The Jungle Book amuses children through lessons




FLINT — The Flint Youth Theatre is showing its own production of “The Jungle Book” Friday, Oct. 21, at 7 p.m., Saturday, Oct. 22, at 2 p.m., and Sunday, Oct. 23, at 2 p.m. The play is taking place at the company’s Bower Theatre, located at 1220 E. Kearsley St.

Like other Flint Youth Theatre productions, the blend of student and professional actors makes the cast special; and together, the actors are able to teach morals in a way that delights all ages.

“FYT productions are all unique in the respect that we have student actors working and learning alongside professional adult actors. The resulting productions are exceptionally high quality, but also provide an environment for young people to learn and grow and discover new things about themselves and the art of theatre,” said Barry Lehr, who played a wolf and a monkey in the play.

The play, which has both comical and serious parts, is about a boy (played by a girl) named Mowgli who is raised by a family of wolves. When a tiger named Shere Khan, who hates all people, threatens the boy, he must leave his family. He then develops a close relationship with a panther named Bagheera and a bear named Baloo. Mowgli also comes in contact with many other animals.

As with all forms of the arts, including plays, musical works or paintings, the actors, who have had unique experiences, each have their own interpretations of the work. The actors shared what they felt the primary message of the production is.

“(It’s about) growing up, being part of your community and learning your own sense of right and wrong, and learning what it means to do what you think is right,” said Lehr, who is also FYT’s resident artist in production and is the props master with the company.

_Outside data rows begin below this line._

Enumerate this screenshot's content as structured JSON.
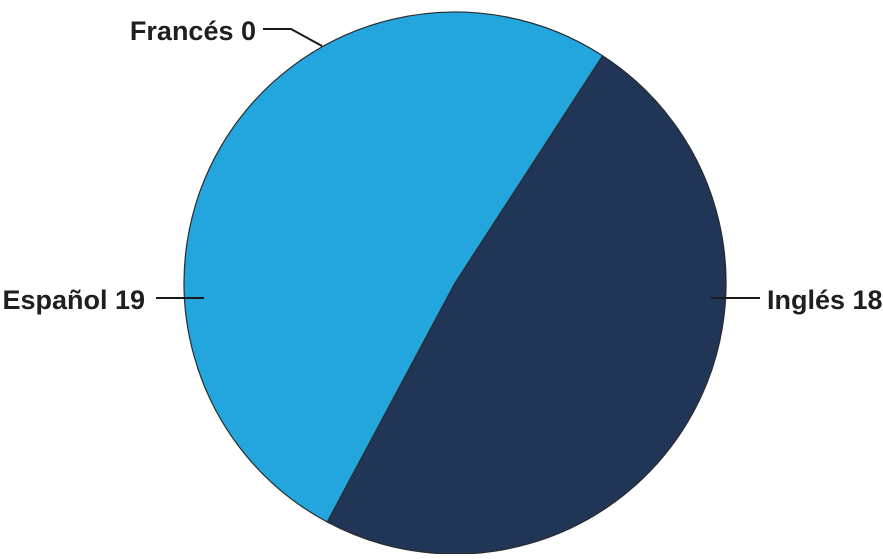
{
  "chart_data": {
    "type": "pie",
    "slices": [
      {
        "label": "Inglés",
        "value": 18,
        "display": "Inglés 18",
        "color": "#213557"
      },
      {
        "label": "Español",
        "value": 19,
        "display": "Español 19",
        "color": "#23a5de"
      },
      {
        "label": "Francés",
        "value": 0,
        "display": "Francés 0",
        "color": "#23a5de"
      }
    ],
    "start": "Francés at top, slices run clockwise",
    "legend": "none (labels beside slices)"
  }
}
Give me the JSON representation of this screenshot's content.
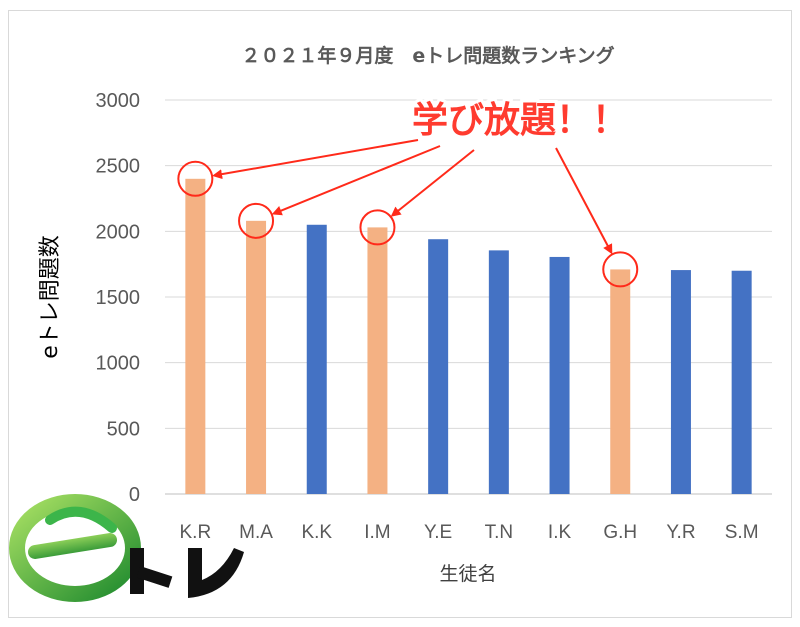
{
  "chart_data": {
    "type": "bar",
    "title": "２０２１年９月度　eトレ問題数ランキング",
    "xlabel": "生徒名",
    "ylabel": "eトレ問題数",
    "ylim": [
      0,
      3000
    ],
    "yticks": [
      0,
      500,
      1000,
      1500,
      2000,
      2500,
      3000
    ],
    "grid": true,
    "categories": [
      "K.R",
      "M.A",
      "K.K",
      "I.M",
      "Y.E",
      "T.N",
      "I.K",
      "G.H",
      "Y.R",
      "S.M"
    ],
    "values": [
      2400,
      2080,
      2050,
      2030,
      1940,
      1855,
      1805,
      1710,
      1705,
      1700
    ],
    "highlighted": [
      true,
      true,
      false,
      true,
      false,
      false,
      false,
      true,
      false,
      false
    ],
    "colors": {
      "normal": "#4472c4",
      "highlight": "#f4b183",
      "callout": "#ff2a1a"
    },
    "annotation": "学び放題！！"
  },
  "logo": {
    "text": "eトレ",
    "icon": "e-logo-icon"
  }
}
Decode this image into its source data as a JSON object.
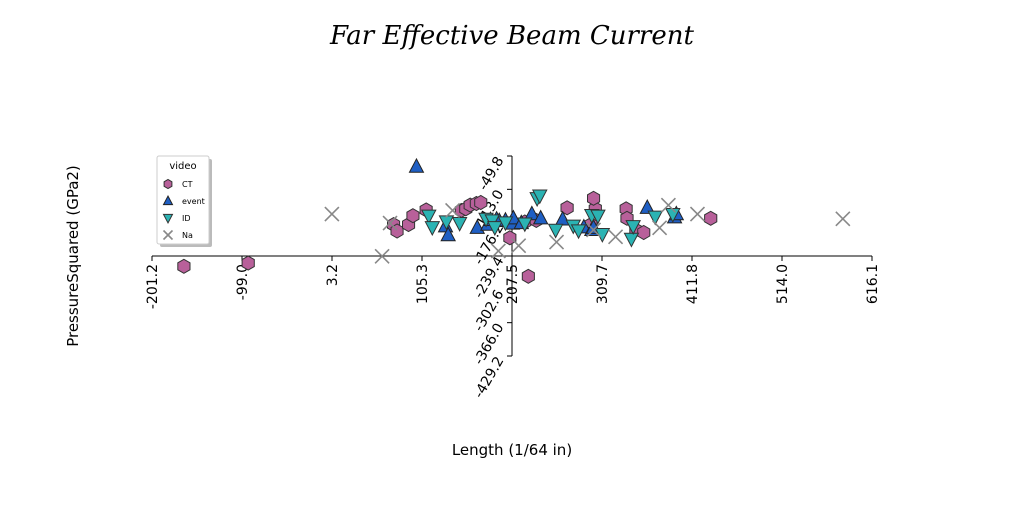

“I think this is an important story for all because it is a story about community, courage and self-acceptance,” said Phil Darius Wallace. Wallace plays Shere Khan and is an alumni of FYT as well as a guest artist in the production. He is preparing to perform in his oneman show, “Starry Road to Freedom: The Frederick Douglass Story,” also through FYT.

He also said he was excited about the opportunity and challenge of playing different animals. He said each animal has its own personality and set of strengths and weaknesses. “I enjoyed playing the role of Shere Khan because it is always fun to play the villain,” said Wallace.

Lehr said the play shows the diversity in the community through the diversity of actors. “I like this play,” he said. “It’s a fun journey for all ages and has themes that resonate with all of us.”